Author/Authors :
George J. Despotis، نويسنده , , J. Heinrich Joist، نويسنده , , Diane Joiner-Maier، نويسنده , , Alexander L. Alsoufiev، نويسنده , , Anastasios N. Triantafillou، نويسنده , , Lawrence T. Goodnough، نويسنده , , Samuel A. Santoro، نويسنده , , Demetrios G. Lappas، نويسنده ,
Abstract :
Twenty cardiac surgical patients requiring cardiopulmonary bypass were enrolled in this study designed to evaluate the effect of aprotinin on activated clotting time (kaolin and celite), whole blood, and laboratory-based plasma (anti-Xa) heparin measurements. Whole blood heparin measurements were not different (p = 0.98) between aprotinin-treated (3.2 ± 2.8 U/mL) and control (3.2 ± 3.0 U/mL) specimens. Plasma anti-Xa heparin measurements were also not different (p = 0.95) between aprotinin-treated (2.7 ± 2.5 U/mL) and control (2.8 ± 2.5 U/mL) specimens. The relationship between whole blood (plasma equivalent) and plasma heparin measurements was similar (p0 = 0.1) in the presence (slope, 1.04; r2 =0.89) or absence (slope, 1.11; r2 = 0.89) of aprotinin. In contrast to weak correlations between celite (r = 0.50) or kaolin (r = 0.53) activated clotting time values, whole blood heparin measurements correlated well (r = 0.93) with plasma heparin measurements during cardiopulmonary bypass in the presence of aprotinin.
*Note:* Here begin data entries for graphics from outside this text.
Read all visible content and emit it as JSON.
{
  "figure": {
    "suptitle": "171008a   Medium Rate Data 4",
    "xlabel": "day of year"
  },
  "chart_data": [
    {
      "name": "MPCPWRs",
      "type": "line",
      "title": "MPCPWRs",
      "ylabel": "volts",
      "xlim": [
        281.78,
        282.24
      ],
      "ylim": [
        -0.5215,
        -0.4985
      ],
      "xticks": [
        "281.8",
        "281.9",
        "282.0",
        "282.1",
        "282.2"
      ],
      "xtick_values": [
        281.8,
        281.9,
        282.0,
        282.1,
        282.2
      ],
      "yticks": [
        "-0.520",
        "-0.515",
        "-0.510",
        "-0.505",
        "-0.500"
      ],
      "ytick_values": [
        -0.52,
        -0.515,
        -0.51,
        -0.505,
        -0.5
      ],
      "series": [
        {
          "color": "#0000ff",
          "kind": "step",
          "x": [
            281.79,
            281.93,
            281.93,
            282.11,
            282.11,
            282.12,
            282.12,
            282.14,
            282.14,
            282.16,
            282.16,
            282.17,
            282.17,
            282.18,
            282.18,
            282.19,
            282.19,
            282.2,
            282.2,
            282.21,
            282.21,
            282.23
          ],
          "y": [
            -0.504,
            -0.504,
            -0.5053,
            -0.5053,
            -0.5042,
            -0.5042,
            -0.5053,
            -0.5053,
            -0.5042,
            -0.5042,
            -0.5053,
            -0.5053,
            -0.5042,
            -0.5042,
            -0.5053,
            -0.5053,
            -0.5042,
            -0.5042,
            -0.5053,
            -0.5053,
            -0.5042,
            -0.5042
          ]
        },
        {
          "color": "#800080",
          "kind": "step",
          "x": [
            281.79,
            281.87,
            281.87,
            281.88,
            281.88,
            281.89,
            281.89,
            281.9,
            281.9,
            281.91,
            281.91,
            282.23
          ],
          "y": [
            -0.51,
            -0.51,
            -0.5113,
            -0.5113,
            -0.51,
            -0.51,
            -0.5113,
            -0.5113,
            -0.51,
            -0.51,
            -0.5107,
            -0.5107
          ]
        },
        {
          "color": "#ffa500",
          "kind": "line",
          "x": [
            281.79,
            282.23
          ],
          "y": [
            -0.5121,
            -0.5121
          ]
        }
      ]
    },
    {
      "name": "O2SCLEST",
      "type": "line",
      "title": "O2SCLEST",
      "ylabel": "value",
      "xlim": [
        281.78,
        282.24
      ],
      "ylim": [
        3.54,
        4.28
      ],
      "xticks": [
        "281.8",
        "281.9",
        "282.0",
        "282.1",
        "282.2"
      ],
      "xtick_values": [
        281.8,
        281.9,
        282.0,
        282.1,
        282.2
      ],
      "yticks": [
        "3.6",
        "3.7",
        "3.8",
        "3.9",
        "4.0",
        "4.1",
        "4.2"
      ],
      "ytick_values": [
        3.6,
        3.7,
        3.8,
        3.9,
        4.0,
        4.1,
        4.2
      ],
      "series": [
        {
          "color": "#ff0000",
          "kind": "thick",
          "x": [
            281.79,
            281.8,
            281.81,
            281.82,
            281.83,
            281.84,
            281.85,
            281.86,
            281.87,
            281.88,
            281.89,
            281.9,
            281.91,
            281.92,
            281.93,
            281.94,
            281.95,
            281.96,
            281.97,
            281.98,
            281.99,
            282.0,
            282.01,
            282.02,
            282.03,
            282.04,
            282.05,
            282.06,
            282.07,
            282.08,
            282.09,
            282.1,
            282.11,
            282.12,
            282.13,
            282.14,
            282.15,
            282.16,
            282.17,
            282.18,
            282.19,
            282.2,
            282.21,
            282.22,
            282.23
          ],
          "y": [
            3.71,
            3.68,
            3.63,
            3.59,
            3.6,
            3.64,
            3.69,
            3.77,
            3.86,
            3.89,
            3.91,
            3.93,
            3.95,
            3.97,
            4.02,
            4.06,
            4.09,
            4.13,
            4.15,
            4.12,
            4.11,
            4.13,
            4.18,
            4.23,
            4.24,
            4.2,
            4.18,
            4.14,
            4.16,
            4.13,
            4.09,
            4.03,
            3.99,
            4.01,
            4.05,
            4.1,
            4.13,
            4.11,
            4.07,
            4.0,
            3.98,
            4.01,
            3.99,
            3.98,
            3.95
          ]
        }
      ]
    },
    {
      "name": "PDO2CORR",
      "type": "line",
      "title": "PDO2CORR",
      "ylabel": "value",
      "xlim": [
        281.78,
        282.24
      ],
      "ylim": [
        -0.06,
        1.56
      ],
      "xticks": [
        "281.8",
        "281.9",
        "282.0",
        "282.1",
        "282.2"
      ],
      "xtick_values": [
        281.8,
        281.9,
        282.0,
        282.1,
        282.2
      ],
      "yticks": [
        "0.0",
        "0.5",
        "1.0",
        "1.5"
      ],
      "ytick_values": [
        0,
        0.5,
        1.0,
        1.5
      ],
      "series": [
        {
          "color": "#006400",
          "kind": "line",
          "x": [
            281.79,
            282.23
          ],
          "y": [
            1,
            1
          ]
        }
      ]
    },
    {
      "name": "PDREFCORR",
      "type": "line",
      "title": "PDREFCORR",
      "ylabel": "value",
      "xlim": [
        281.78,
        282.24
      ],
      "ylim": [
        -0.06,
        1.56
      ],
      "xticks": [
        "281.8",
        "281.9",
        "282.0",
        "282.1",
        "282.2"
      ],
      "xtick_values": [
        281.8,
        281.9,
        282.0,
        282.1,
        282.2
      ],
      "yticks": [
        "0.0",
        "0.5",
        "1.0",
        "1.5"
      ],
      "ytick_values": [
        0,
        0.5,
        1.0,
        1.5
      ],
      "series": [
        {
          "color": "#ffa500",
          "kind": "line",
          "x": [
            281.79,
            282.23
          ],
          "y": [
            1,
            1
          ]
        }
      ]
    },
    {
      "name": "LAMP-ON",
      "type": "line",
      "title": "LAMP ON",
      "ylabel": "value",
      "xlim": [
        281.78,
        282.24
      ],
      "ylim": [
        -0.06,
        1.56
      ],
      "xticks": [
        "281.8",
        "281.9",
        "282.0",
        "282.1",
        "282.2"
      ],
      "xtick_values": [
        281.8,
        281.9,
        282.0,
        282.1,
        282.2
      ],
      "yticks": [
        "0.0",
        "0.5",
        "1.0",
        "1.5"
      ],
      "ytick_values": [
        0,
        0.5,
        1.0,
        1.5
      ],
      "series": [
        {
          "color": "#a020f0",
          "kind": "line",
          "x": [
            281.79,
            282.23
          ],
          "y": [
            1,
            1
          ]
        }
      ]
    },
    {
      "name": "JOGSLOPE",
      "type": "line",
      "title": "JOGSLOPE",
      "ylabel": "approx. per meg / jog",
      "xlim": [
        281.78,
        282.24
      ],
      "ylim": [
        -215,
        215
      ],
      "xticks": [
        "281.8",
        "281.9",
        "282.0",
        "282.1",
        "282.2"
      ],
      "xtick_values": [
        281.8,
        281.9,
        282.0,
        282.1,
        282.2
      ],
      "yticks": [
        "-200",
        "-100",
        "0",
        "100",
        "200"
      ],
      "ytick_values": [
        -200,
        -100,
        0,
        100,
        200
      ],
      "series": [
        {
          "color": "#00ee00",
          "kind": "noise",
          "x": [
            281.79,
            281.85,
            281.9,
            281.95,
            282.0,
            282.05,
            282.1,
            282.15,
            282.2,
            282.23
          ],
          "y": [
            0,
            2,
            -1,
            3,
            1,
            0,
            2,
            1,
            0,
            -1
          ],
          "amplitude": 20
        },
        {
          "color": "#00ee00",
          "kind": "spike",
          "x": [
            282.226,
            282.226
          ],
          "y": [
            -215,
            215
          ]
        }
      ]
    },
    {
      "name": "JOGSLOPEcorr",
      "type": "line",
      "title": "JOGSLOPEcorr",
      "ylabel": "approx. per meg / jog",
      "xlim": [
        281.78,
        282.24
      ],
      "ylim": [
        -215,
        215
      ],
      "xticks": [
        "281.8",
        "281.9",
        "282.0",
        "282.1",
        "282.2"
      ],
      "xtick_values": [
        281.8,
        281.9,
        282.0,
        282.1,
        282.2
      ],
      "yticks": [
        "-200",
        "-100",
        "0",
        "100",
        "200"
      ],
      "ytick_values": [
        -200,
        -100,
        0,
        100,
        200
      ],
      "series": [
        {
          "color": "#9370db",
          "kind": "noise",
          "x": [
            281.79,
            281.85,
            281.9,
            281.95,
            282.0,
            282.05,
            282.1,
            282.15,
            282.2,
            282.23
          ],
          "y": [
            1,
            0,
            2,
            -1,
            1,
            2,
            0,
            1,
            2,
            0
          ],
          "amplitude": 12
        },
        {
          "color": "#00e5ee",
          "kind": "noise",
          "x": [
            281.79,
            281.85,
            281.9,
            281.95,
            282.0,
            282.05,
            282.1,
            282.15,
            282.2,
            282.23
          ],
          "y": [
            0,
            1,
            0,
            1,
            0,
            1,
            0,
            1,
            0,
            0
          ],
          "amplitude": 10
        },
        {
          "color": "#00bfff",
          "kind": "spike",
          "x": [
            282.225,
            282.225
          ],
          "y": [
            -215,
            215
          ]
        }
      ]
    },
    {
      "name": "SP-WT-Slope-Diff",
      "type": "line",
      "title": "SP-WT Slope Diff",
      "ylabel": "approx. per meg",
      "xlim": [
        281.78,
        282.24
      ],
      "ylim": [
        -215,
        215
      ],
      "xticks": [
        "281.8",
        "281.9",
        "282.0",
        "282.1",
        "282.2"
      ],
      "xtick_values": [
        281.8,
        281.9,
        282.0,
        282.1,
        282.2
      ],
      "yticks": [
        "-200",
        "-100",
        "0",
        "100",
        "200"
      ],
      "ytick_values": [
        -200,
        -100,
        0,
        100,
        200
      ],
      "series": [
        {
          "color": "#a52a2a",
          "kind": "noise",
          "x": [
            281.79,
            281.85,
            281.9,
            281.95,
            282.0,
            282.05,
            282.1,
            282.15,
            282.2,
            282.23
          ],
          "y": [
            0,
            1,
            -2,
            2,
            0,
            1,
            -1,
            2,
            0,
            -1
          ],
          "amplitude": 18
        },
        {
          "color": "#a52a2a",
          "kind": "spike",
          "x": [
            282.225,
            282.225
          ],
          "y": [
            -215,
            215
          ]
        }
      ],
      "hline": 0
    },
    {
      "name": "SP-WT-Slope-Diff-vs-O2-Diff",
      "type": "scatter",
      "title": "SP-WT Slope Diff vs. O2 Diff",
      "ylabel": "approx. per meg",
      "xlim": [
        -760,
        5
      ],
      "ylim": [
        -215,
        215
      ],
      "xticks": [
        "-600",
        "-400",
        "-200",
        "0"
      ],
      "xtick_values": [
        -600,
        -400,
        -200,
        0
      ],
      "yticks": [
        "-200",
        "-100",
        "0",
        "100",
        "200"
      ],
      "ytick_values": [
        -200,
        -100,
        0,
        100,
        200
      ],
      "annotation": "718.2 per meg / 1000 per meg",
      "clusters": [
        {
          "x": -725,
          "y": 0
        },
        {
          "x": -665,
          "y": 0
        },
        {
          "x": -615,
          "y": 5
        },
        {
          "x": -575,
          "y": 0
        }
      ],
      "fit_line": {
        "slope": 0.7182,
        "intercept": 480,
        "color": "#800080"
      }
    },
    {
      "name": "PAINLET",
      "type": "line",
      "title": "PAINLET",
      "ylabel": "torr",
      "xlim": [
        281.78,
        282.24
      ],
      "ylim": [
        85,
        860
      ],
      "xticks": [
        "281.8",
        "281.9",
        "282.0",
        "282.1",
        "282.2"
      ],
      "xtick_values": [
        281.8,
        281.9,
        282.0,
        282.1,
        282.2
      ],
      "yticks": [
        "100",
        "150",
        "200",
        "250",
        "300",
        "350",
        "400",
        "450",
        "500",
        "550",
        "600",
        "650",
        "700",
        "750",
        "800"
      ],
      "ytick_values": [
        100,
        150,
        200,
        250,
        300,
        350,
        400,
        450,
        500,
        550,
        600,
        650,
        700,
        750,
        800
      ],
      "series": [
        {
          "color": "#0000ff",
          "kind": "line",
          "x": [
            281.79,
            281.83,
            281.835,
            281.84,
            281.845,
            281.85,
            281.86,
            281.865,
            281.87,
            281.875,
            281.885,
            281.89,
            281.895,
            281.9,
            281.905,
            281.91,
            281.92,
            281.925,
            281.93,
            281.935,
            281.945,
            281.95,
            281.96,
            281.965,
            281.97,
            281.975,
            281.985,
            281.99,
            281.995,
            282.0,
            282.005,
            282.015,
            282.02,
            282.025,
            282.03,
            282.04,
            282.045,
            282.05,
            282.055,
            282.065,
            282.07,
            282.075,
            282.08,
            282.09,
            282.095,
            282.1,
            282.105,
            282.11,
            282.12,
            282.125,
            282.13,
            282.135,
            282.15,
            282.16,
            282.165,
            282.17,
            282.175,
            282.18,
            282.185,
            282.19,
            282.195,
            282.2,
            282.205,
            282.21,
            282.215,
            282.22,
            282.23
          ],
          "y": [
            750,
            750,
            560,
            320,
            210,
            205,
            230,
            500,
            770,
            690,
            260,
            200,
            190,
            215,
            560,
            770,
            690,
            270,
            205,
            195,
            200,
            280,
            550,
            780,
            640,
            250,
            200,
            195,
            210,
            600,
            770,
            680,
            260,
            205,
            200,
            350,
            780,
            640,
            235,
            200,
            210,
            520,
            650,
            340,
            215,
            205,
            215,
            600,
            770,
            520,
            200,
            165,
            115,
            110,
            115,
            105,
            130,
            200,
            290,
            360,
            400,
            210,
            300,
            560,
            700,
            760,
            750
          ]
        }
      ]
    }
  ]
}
These findings indicate that whole blood heparin measurements are unaffected by aprotinin and correlate well with plasma anti-Xa heparin measurements even in the presence of aprotinin. Therefore, the automated protamine titration assay can be used to monitor accurately heparin concentrations in patients receiving aprotinin.